🛡️ AI Shell: Safe Usage Patterns

Using AI to write shell scripts introduces a new vector of risk. A single hallucinated flag or misunderstood context can result in destructive commands (like rm -rf / variations). Implementing Safe Usage Patterns ensures that AI-generated code is verified, linted, and sandboxed before execution.

🎯 The "Zero-Trust" Execution Rule

Never pipe AI output directly into a shell.

# ❌ LETHAL ANTI-PATTERN (AI piping)
ai "update all packages and clean up system" | sudo bash

# ✅ SAFE PATTERN
ai "update all packages and clean up system" > update.sh
cat update.sh      # 1. Human Review
shellcheck update.sh # 2. Automated Linting
bash -n update.sh  # 3. Syntax Dry-Run
./update.sh        # 4. Execution

🧪 Sandboxed Execution (The Ephemeral Container Pattern)

When an AI generates a complex script, test it in an ephemeral Docker container before running it on your host or in production.

#!/bin/bash
# ai-sandbox-test.sh - Safely test AI generated scripts

TEST_SCRIPT="$1"

if [ ! -f "$TEST_SCRIPT" ]; then
    echo "Error: File not found" >&2
    exit 1
fi

echo "🔍 Linting with ShellCheck..."
if ! docker run --rm -v "$PWD:/mnt" koalaman/shellcheck:stable "$TEST_SCRIPT"; then
    echo "❌ ShellCheck failed. Do not run this script." >&2
    exit 1
fi

echo "🐳 Running in ephemeral Ubuntu sandbox..."
docker run --rm \
    --network none \
    --read-only \
    --tmpfs /tmp \
    --tmpfs /run \
    -v "$PWD/$TEST_SCRIPT:/test.sh:ro" \
    ubuntu:24.04 bash /test.sh

echo "✅ Sandbox execution finished."

Note: The container uses --network none (no internet) and --read-only (cannot modify container filesystem) to limit the blast radius if the AI generated malicious or destructive code.

🤖 Automated Linting Integration

Integrate standard linting tools directly into your AI workflow. If you build an AI CLI wrapper, make shellcheck a mandatory step.

# ~/.bashrc or ~/.zshrc function
ask_ai_sh() {
    local prompt="$*"
    local tmpfile
    tmpfile=$(mktemp /tmp/ai_script_XXXXXX.sh)

    echo "Generating script..."
    # Assuming 'llm' is a generic CLI tool for your LLM of choice
    llm "Write a strict bash script to: $prompt. Output ONLY the code." > "$tmpfile"

    echo "--- GENERATED CODE ---"
    cat "$tmpfile"
    echo "----------------------"

    if command -v shellcheck >/dev/null; then
        echo "🔍 Running ShellCheck..."
        if shellcheck "$tmpfile"; then
            echo "✅ ShellCheck Passed."
        else
            echo "❌ ShellCheck found issues. Review carefully."
        fi
    fi

    echo "Script saved to $tmpfile"
}

🛡️ Dropping Privileges for AI Scripts

If an AI-generated script must be run as a service or cron job, enforce the Principle of Least Privilege using a dedicated, restricted user.

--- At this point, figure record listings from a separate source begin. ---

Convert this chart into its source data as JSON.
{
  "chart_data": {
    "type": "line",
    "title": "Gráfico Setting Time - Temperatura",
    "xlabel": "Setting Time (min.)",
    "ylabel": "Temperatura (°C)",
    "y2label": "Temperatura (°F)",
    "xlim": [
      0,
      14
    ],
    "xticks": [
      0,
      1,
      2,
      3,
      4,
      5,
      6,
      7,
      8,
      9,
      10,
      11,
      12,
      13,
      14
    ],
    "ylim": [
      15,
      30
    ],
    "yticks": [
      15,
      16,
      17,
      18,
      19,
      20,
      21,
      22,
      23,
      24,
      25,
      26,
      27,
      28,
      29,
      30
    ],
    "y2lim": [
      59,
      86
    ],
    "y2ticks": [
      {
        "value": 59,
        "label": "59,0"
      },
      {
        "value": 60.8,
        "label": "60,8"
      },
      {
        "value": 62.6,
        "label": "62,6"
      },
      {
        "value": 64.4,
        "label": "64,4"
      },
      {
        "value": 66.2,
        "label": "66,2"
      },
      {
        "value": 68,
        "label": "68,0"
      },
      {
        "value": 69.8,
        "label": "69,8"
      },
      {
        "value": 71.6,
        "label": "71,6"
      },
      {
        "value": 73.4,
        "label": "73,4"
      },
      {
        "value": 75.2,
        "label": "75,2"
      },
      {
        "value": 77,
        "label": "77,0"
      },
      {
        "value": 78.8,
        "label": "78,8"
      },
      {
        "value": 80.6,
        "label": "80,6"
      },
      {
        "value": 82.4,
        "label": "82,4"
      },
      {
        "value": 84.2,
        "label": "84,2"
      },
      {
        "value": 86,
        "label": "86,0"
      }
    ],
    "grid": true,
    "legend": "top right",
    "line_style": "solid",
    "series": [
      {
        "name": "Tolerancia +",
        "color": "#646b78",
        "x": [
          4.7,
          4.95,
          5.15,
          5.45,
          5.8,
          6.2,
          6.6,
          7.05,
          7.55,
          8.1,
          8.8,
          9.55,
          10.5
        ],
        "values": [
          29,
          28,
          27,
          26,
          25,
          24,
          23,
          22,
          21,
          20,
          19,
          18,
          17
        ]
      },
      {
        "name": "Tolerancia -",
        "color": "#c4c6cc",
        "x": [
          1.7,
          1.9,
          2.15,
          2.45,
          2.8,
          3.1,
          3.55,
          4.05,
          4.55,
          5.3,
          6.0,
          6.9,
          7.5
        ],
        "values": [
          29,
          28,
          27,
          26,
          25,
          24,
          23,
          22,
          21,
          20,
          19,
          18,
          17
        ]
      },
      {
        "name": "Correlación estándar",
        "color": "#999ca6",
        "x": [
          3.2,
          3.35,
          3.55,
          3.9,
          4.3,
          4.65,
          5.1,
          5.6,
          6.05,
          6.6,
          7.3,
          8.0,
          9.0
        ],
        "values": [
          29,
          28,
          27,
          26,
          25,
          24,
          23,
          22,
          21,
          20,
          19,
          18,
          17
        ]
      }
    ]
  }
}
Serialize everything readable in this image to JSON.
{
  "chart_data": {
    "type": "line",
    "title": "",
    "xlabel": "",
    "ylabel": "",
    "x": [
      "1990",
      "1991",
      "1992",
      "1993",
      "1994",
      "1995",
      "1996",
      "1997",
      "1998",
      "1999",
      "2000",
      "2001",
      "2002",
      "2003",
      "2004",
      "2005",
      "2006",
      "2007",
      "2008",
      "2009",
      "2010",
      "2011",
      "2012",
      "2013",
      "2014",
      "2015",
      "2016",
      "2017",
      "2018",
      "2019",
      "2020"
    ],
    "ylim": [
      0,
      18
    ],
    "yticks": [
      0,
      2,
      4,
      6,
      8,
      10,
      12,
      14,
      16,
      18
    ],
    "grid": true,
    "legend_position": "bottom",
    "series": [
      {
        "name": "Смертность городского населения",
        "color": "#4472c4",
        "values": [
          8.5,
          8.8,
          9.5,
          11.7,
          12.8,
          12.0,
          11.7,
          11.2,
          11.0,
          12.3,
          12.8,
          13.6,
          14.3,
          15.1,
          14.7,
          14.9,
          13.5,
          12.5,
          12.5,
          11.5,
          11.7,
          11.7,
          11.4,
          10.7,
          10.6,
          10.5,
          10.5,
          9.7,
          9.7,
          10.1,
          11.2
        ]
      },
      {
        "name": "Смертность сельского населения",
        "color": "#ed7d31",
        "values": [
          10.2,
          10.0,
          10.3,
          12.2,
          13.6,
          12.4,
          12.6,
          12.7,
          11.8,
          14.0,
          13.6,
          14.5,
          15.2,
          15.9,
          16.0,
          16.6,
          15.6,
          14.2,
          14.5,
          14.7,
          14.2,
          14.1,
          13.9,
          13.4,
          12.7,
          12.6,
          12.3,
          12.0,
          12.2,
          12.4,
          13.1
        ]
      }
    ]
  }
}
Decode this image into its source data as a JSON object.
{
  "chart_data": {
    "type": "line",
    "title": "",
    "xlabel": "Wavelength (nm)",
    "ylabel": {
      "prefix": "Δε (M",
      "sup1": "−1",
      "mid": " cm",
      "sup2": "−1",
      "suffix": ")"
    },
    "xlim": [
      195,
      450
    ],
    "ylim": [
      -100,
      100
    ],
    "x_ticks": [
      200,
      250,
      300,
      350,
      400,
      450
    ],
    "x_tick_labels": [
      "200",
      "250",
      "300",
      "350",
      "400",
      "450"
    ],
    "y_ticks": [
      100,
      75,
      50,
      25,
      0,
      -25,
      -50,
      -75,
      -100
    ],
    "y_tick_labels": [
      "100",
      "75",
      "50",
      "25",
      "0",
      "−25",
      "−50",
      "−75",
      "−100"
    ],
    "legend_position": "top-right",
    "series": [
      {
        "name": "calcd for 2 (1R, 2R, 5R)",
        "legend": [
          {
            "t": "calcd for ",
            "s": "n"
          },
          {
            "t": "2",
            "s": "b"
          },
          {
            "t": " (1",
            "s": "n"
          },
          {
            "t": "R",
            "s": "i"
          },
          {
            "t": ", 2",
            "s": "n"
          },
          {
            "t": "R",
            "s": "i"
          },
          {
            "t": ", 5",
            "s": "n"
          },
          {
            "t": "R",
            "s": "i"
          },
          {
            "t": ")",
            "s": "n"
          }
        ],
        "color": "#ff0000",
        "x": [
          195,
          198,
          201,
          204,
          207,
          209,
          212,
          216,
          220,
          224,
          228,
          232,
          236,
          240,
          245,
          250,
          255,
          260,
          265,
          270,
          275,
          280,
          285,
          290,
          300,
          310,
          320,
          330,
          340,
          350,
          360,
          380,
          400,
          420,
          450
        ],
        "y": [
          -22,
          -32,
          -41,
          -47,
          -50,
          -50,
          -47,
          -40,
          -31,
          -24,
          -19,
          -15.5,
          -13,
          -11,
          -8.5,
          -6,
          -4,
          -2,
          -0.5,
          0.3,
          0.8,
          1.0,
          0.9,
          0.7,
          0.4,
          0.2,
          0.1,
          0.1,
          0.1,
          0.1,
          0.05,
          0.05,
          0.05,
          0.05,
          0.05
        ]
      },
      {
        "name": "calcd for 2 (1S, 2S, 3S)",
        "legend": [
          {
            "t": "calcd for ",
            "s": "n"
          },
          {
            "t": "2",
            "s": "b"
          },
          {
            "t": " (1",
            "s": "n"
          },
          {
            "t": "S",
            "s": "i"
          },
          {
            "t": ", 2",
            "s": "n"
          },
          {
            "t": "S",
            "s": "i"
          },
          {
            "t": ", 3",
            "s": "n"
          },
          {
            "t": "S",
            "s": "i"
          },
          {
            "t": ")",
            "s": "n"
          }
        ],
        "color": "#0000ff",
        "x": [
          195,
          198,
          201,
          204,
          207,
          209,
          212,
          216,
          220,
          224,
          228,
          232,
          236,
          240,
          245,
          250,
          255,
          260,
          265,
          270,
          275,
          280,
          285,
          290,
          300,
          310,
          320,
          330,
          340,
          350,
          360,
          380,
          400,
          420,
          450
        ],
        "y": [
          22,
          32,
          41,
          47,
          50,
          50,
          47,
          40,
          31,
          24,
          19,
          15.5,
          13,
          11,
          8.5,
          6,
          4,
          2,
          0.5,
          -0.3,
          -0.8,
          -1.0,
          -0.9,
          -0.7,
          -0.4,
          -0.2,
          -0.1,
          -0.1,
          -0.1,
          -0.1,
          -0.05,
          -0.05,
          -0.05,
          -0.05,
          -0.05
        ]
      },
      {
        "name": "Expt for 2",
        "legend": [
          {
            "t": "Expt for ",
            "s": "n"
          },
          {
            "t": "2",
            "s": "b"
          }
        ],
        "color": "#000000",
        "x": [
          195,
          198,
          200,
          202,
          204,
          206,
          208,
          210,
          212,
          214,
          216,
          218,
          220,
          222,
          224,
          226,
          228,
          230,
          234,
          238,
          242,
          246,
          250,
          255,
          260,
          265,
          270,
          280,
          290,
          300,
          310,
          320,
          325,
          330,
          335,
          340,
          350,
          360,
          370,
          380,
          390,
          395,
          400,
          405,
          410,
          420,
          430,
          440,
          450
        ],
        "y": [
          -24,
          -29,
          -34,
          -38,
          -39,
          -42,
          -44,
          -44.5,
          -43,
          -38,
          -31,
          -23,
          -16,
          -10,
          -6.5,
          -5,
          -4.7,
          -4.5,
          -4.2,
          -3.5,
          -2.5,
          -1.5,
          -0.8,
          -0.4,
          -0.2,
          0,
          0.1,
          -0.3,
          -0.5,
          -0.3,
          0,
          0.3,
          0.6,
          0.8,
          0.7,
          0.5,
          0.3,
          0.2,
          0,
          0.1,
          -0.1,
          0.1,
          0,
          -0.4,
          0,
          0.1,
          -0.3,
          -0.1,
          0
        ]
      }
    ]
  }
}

# 1. Create a restricted user with no shell login
sudo useradd -r -s /usr/sbin/nologin ai_worker

# 2. Run the AI script as this user
sudo -u ai_worker bash ai_generated_script.sh

# 3. (Advanced Linux) Use systemd-run for dynamic cgroups and capability dropping
systemd-run --user --scope \
    -p "ProtectSystem=strict" \
    -p "ProtectHome=read-only" \
    -p "PrivateNetwork=yes" \
    bash ai_generated_script.sh

🔄 Human-in-the-Loop (Approval Flows)

If you are using AI to generate scripts within an automated CI/CD pipeline (e.g., using an LLM to generate migration scripts dynamically), you must implement an approval flow.

AI Generates Script -> Saves to generated/migration_123.sh
CI Pipeline -> Runs shellcheck and creates a Pull Request.
Human Reviewer -> Reviews the PR. Checks for:
Destructive commands (rm, drop, truncate).
Hardcoded credentials.
Idempotency.
Merge & Execute -> Runs only after human approval.

🧾 Summary Checklist

✅ Never Pipe to Shell: Never do ai | bash. ✅ ShellCheck Everything: Make shellcheck a mandatory step for AI output. ✅ Use Sandboxes: Test complex AI scripts in --network none Docker containers. ✅ Restrict Privileges: Run AI scripts as non-root, restricted users. ✅ Human in the Loop: Require human review for scripts affecting production state.